Enciclopedia Apologetica: Soren Kierkegaard (apologetica filosofica)

Enciclopedia Apologetica “San Giuseppe, Custode della Verità”

Il Secondo Sentiero (La Verità va conosciuta: apologetica per dimostrare la verità del Cristianesimo) si affida a San Giuseppe, Colui che fu chiamato dalla provvidenza, in obbedienza totale e offrendo tutto se stesso, a proteggere e a custodire la Verità.

Soren Kierkegaard

(Archivio: apologetica filosofica)

Tempo fa in una scuola della mia città vi era un professore un po’ particolare. Era famoso per la sua ipocondria, diceva di stare male e si sentiva sempre sull’orlo della morte. Iniziava sempre le lezioni parlando delle sue “malattie” e della sua “prossima” morte. Volete sapere come è andata finire? E’ morto molto vecchio…e ha seppellito quasi tutti i parenti.

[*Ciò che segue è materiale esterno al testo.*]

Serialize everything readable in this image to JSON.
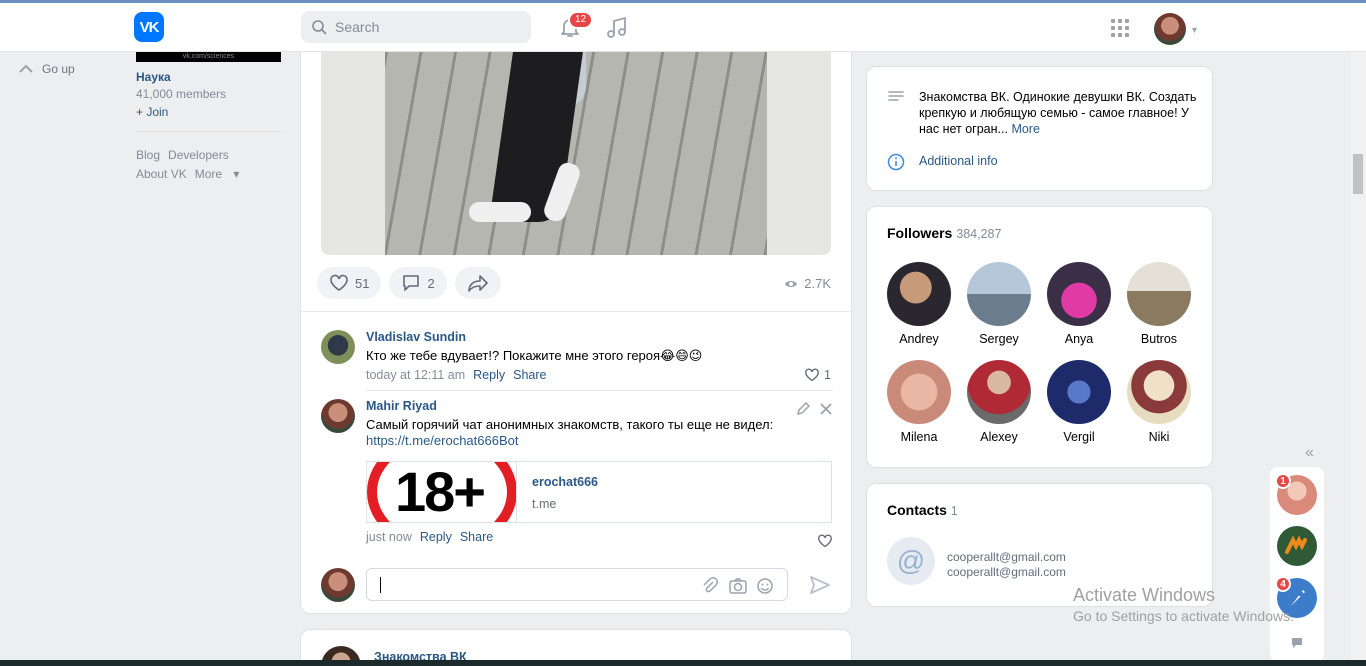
{
  "header": {
    "logo": "VK",
    "search_placeholder": "Search",
    "notifications_count": "12"
  },
  "left": {
    "go_up": "Go up",
    "banner_text": "vk.com/sciences",
    "group_name": "Наука",
    "group_members": "41,000 members",
    "join": "+ Join",
    "links": [
      "Blog",
      "Developers",
      "About VK",
      "More"
    ]
  },
  "post": {
    "likes": "51",
    "comments": "2",
    "views": "2.7K"
  },
  "comments": [
    {
      "author": "Vladislav Sundin",
      "text": "Кто же тебе вдувает!? Покажите мне этого героя😂😄😉",
      "time": "today at 12:11 am",
      "reply": "Reply",
      "share": "Share",
      "likes": "1"
    },
    {
      "author": "Mahir Riyad",
      "text": "Самый горячий чат анонимных знакомств, такого ты еще не видел:",
      "link": "https://t.me/erochat666Bot",
      "card_image_text": "18+",
      "card_title": "erochat666",
      "card_domain": "t.me",
      "time": "just now",
      "reply": "Reply",
      "share": "Share"
    }
  ],
  "next_post": {
    "author": "Знакомства ВК"
  },
  "about": {
    "description": "Знакомства ВК. Одинокие девушки ВК. Создать крепкую и любящую семью - самое главное! У нас нет огран...",
    "more": "More",
    "additional_info": "Additional info"
  },
  "followers": {
    "title": "Followers",
    "count": "384,287",
    "items": [
      {
        "name": "Andrey",
        "color": "#3b3a44"
      },
      {
        "name": "Sergey",
        "color": "#9fb3c8"
      },
      {
        "name": "Anya",
        "color": "#d43c9a"
      },
      {
        "name": "Butros",
        "color": "#d8cdb8"
      },
      {
        "name": "Milena",
        "color": "#e9b7a3"
      },
      {
        "name": "Alexey",
        "color": "#b02a36"
      },
      {
        "name": "Vergil",
        "color": "#1d2b6b"
      },
      {
        "name": "Niki",
        "color": "#e8dcc0"
      }
    ]
  },
  "contacts": {
    "title": "Contacts",
    "count": "1",
    "email1": "cooperallt@gmail.com",
    "email2": "cooperallt@gmail.com"
  },
  "chats": [
    {
      "badge": "1",
      "color": "#d98a7a"
    },
    {
      "badge": "",
      "color": "#2f5a35"
    },
    {
      "badge": "4",
      "color": "#3d7cc9"
    }
  ],
  "windows": {
    "line1": "Activate Windows",
    "line2": "Go to Settings to activate Windows."
  }
}
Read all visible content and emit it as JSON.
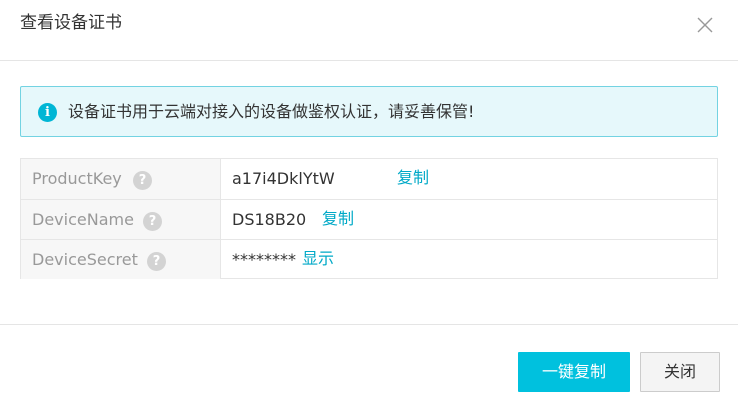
{
  "dialog": {
    "title": "查看设备证书",
    "close_icon": "close-icon"
  },
  "alert": {
    "icon": "info-icon",
    "icon_glyph": "i",
    "text": "设备证书用于云端对接入的设备做鉴权认证，请妥善保管!"
  },
  "rows": [
    {
      "key": "ProductKey",
      "help": "?",
      "value": "a17i4DklYtW",
      "action": "复制"
    },
    {
      "key": "DeviceName",
      "help": "?",
      "value": "DS18B20",
      "action": "复制"
    },
    {
      "key": "DeviceSecret",
      "help": "?",
      "value": "********",
      "action": "显示"
    }
  ],
  "footer": {
    "copy_all_label": "一键复制",
    "close_label": "关闭"
  },
  "colors": {
    "accent": "#00c1de",
    "link": "#00a9c7",
    "alert_bg": "#e6f8fb",
    "alert_border": "#73d3e2"
  }
}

Anche la storia della filosofia ha conosciuto un tipo di questo genere, è il danese Soren Kierkegaard (1813-1855). Le sue opere più famose sono: Aut-aut (1843) e Timore e tenebre (1846).

Kierkegaard era un tipo di un pessimismo spaventoso, convinto com’era che la sua vita (e anche quella degli altri) fosse contrassegnata dall’angoscia. Pensate che, pur amando una brava ragazza, che corrispondeva al suo amore, che condivideva con lui buoni ideali cristiani, decise di lasciarla, quasi col gusto di volersi infierire un’inutile sofferenza. E la sua vita fu contrassegnata da una continua nostalgia per questa storia d’amore. Arrivò perfino ad annunciare in pubblico la rottura del fidanzamento e disse che il suo lavoro filosofico era più importante del matrimonio. Sbagliato. Non mi vanno giù quei filosofi che fanno della filosofia l’unico scopo della loro vita. Paradossalmente dimostrano di non amare la filosofia. Essa (la filosofia) è uno strumento, non un fine; e la sua più grande disgrazia è renderla il “tutto” della vita. Il filosofo che sa fare solo il filosofo in realtà non solo non sa fare altro, ma non sa fare nemmeno il filosofo …ma veniamo al pensiero di Kierkegaard.

Egli afferma il primato del senso comune su ogni pretesa di fondare il pensiero su se stesso. Per lui l’esistenza individuale umana non si può spiegare attraverso la logica: la vita umana è sempre particolare, mentre l’oggetto del pensiero è universale. La vita dell’uomo non è l’esito del divenire storico, bensì delle libere scelte: l’uomo costruisce la sua storia, una storia in cui si possono distinguere tre fasi: estetica, etica e religiosa.

La fase estetica è quella della ricerca del piacere, quella etica delle scelte moralmente responsabili; e infine la fase religiosa è quella dell’affidamento totale a Dio e alla Sua Grazia. Il modello -secondo Kierkegaard- di questa ultima fase è Abramo che “sperò contro ogni speranza”[1].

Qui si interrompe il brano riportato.